Continuous infusion of non-steroidal anti-inflammatory drugs (NSAIDs) serve as an alternative option for perioperative pain management, a review published in the Journal of Pharmacy Practice has found.
A team of pharmacists conducted a literature search in PubMed and MEDLINE from 1964 through February 2016 for prospective and retrospective, adult and pediatric studies that evaluated intravenous (IV) or intramuscular (IM) continuous infusion NSAIDs for surgical pain. The search returned 24 prospective and retrospective studies evaluating continuous infusion NSAIDs in abdominal surgery (n=12), orthopedic surgery (n=7), and pediatric surgery (n=5).

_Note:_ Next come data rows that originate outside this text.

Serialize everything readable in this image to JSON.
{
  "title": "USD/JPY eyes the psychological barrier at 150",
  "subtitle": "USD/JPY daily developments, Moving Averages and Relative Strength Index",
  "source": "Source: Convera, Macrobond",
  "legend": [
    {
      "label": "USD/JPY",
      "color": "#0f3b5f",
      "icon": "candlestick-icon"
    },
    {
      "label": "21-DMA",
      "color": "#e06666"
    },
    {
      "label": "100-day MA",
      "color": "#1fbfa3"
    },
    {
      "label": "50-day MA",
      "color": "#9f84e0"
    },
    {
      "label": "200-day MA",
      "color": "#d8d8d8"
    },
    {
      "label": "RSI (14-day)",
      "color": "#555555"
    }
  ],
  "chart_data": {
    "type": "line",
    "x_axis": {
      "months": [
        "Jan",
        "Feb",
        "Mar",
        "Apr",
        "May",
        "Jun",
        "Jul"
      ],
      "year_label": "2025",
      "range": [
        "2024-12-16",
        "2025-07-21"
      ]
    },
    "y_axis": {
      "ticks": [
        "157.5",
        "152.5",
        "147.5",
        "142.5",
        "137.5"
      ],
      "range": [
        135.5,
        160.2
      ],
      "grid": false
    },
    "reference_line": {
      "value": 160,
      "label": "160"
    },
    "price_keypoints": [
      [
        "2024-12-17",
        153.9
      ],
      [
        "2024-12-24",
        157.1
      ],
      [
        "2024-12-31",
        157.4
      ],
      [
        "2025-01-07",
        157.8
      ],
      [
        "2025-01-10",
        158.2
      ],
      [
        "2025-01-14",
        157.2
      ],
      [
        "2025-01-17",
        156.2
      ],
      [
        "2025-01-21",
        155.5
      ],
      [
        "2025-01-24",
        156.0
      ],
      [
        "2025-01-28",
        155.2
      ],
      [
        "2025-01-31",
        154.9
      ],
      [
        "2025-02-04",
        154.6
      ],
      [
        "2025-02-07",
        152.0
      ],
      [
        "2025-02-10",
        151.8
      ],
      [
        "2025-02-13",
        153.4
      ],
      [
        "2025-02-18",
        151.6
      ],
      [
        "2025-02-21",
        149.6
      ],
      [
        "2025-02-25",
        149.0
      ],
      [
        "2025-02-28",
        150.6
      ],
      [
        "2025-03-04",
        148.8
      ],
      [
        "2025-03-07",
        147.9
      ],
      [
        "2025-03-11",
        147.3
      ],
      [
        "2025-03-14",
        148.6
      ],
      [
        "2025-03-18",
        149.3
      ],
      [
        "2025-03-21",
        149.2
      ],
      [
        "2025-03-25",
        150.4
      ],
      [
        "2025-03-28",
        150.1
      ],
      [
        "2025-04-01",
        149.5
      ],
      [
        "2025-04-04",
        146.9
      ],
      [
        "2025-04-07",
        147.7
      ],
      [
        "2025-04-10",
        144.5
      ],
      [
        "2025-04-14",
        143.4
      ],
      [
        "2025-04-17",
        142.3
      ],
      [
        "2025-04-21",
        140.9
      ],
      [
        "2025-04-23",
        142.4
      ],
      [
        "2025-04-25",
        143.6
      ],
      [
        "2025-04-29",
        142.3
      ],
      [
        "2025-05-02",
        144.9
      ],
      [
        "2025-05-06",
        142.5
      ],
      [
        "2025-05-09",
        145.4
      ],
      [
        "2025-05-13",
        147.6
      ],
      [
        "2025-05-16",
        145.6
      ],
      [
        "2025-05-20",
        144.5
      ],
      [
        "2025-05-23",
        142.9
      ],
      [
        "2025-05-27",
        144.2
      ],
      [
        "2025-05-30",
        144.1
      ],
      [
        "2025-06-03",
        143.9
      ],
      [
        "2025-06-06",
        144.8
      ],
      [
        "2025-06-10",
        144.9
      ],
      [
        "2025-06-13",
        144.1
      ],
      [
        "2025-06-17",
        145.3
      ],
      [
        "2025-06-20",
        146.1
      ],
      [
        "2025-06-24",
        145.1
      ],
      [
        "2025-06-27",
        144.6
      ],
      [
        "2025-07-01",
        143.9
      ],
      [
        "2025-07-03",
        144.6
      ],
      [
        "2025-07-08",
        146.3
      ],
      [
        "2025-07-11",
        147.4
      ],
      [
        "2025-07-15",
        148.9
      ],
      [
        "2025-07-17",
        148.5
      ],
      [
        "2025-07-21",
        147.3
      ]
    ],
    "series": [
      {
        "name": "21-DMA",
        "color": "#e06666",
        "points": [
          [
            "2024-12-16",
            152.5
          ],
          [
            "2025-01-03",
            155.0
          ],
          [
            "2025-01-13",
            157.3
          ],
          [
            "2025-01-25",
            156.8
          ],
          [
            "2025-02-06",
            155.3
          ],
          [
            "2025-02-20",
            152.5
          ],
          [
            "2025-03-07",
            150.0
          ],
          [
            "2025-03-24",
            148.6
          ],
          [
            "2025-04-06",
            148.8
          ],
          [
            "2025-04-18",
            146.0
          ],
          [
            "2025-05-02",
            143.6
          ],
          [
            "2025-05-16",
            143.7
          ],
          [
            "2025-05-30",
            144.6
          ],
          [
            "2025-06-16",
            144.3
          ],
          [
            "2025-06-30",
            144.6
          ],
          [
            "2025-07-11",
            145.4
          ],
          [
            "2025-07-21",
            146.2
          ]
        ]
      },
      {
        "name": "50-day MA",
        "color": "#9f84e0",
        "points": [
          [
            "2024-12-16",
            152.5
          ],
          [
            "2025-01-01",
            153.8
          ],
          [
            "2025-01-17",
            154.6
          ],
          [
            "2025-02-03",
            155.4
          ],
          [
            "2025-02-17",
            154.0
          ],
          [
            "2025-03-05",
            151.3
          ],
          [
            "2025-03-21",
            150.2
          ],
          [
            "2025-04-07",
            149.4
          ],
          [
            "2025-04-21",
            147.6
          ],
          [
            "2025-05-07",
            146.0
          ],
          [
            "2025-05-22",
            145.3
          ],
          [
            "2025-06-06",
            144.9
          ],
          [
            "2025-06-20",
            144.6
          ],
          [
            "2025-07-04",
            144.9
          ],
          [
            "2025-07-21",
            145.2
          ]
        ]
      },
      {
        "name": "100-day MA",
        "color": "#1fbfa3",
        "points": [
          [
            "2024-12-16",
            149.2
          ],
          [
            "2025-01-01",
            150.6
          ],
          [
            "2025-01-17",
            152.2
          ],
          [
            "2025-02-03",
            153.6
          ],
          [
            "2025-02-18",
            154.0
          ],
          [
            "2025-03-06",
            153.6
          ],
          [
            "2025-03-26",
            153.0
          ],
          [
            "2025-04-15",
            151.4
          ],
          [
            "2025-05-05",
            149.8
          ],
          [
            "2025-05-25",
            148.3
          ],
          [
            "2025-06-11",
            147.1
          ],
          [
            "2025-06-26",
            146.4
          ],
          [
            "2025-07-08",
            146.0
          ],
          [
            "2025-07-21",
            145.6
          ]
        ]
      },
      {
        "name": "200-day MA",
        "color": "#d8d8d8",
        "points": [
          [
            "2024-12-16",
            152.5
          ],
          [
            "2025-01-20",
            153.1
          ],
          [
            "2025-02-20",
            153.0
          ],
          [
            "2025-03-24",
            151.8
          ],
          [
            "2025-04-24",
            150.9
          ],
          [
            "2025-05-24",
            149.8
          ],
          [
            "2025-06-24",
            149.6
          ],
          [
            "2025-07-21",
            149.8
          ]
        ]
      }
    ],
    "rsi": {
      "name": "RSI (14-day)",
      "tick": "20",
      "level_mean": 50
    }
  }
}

The NSAIDs studied included diclofenac, indomethacin, ketoprofen, and ketorolac. Most studies compared continuous infusion NSAID vs. placebo or an alternate analgesic. Study outcomes included pain control, supplemental opioid use, and related adverse effects. For the surgical patient groups, continuous infusion NSAIDs reduced opioid consumption and provided adequate pain control. Data on long-term adverse effects were not frequently collected but a decrease in nausea and sedation was typically seen with patients in the continuous infusion NSAIDs groups.
Study authors concluded that continuous infusion NSAIDs pose a reasonable treatment modality for perioperative pain management in abdominal, orthopedic, and pediatric surgical patient groups.